Re: [RFC 15/16] sched/fair: Account kthread runtime debt for CFS bandwidth

Daniel Jordan <daniel.m.jordan@xxxxxxxxxx> · Tue, 11 Jan 2022 11:29:50 -0500

On Tue, Jan 11, 2022 at 12:58:53PM +0100, Peter Zijlstra wrote:
> On Wed, Jan 05, 2022 at 07:46:55PM -0500, Daniel Jordan wrote:
> > As before, helpers in multithreaded jobs don't honor the main thread's
> > CFS bandwidth limits, which could lead to the group exceeding its quota.
> > 
> > Fix it by having helpers remote charge their CPU time to the main
> > thread's task group.  A helper calls a pair of new interfaces
> > cpu_cgroup_remote_begin() and cpu_cgroup_remote_charge() (see function
> > header comments) to achieve this.
> > 
> > This is just supposed to start a discussion, so it's pretty simple.
> > Once a kthread has finished a remote charging period with
> > cpu_cgroup_remote_charge(), its runtime is subtracted from the target
> > task group's runtime (cfs_bandwidth::runtime) and any remainder is saved
> > as debt (cfs_bandwidth::debt) to pay off in later periods.
> > 
> > Remote charging tasks aren't throttled when the group reaches its quota,
> > and a task group doesn't run at all until its debt is completely paid,
> > but these shortcomings can be addressed if the approach ends up being
> > taken.
> > 
> 
> *groan*... and not a single word on why it wouldn't be much better to
> simply move the task into the relevant cgroup..
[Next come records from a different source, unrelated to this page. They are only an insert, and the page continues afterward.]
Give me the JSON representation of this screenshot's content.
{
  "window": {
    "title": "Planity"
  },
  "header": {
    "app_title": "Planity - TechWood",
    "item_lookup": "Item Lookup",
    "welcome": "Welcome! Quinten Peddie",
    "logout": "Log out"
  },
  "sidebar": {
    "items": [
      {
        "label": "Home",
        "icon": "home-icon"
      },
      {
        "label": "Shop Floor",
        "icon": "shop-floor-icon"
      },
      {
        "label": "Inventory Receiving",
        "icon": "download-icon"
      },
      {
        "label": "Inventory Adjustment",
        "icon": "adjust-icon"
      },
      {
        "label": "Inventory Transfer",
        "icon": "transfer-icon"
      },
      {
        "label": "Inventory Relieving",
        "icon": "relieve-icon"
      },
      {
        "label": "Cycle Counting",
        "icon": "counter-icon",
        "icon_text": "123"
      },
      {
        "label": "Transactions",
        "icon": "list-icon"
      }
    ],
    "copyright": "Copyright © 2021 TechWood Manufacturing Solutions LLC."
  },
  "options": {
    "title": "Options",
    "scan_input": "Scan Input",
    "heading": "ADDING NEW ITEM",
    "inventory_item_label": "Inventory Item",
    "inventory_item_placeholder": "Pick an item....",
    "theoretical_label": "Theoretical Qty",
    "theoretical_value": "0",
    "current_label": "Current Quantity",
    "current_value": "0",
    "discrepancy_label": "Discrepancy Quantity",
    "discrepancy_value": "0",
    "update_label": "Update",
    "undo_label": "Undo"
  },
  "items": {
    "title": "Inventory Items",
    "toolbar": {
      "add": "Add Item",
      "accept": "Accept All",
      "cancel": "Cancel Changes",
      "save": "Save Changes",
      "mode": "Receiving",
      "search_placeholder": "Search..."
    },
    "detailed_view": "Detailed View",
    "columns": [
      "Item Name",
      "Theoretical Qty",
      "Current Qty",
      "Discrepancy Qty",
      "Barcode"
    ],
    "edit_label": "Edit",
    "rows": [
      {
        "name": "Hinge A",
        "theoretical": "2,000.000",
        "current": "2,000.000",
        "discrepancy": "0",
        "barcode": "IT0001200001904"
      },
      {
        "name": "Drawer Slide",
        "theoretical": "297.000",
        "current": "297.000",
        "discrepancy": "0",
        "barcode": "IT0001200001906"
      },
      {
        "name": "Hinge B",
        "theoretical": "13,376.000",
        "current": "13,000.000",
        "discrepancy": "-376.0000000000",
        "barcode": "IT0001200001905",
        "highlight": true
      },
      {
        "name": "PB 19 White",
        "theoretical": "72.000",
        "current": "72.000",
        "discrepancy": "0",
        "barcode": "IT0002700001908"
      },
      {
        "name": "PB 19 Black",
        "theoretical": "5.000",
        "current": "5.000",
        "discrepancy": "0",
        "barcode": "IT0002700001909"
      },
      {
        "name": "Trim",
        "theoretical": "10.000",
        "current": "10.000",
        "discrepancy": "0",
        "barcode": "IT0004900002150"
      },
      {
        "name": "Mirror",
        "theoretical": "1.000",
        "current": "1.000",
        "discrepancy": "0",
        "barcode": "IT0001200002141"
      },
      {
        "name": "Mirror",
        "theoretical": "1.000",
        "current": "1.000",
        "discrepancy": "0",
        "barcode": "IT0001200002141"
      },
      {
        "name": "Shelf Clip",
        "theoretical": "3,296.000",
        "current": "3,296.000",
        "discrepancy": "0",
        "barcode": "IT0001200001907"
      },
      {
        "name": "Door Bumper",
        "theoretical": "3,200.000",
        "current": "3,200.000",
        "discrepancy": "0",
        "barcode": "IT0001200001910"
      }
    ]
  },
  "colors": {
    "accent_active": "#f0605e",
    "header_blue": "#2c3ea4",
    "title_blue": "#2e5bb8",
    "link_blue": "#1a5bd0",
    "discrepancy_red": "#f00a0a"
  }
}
Yes, the cover letter talks about that, I'll quote the relevant part
here.

---

    15  sched/fair: Account kthread runtime debt for CFS bandwidth
    16  sched/fair: Consider kthread debt in cputime

A prototype for remote charging in CFS bandwidth and cpu.stat, described more
in the next section.  It's debatable whether these last two are required for
this series.  Patch 12 caps the number of helper threads started according to
the max effective CPUs allowed by the quota and period of the main thread's
task group.  In practice, I think this hits the sweet spot between complexity
and respecting CFS bandwidth limits so that patch 15 might just be dropped.
For instance, when running qemu with a vfio device, the restriction from patch
12 was enough to avoid the helpers breaching CFS bandwidth limits.  That leaves
patch 16, which on its own seems overkill for all the hunks it would require
from patch 15, so it could be dropped too.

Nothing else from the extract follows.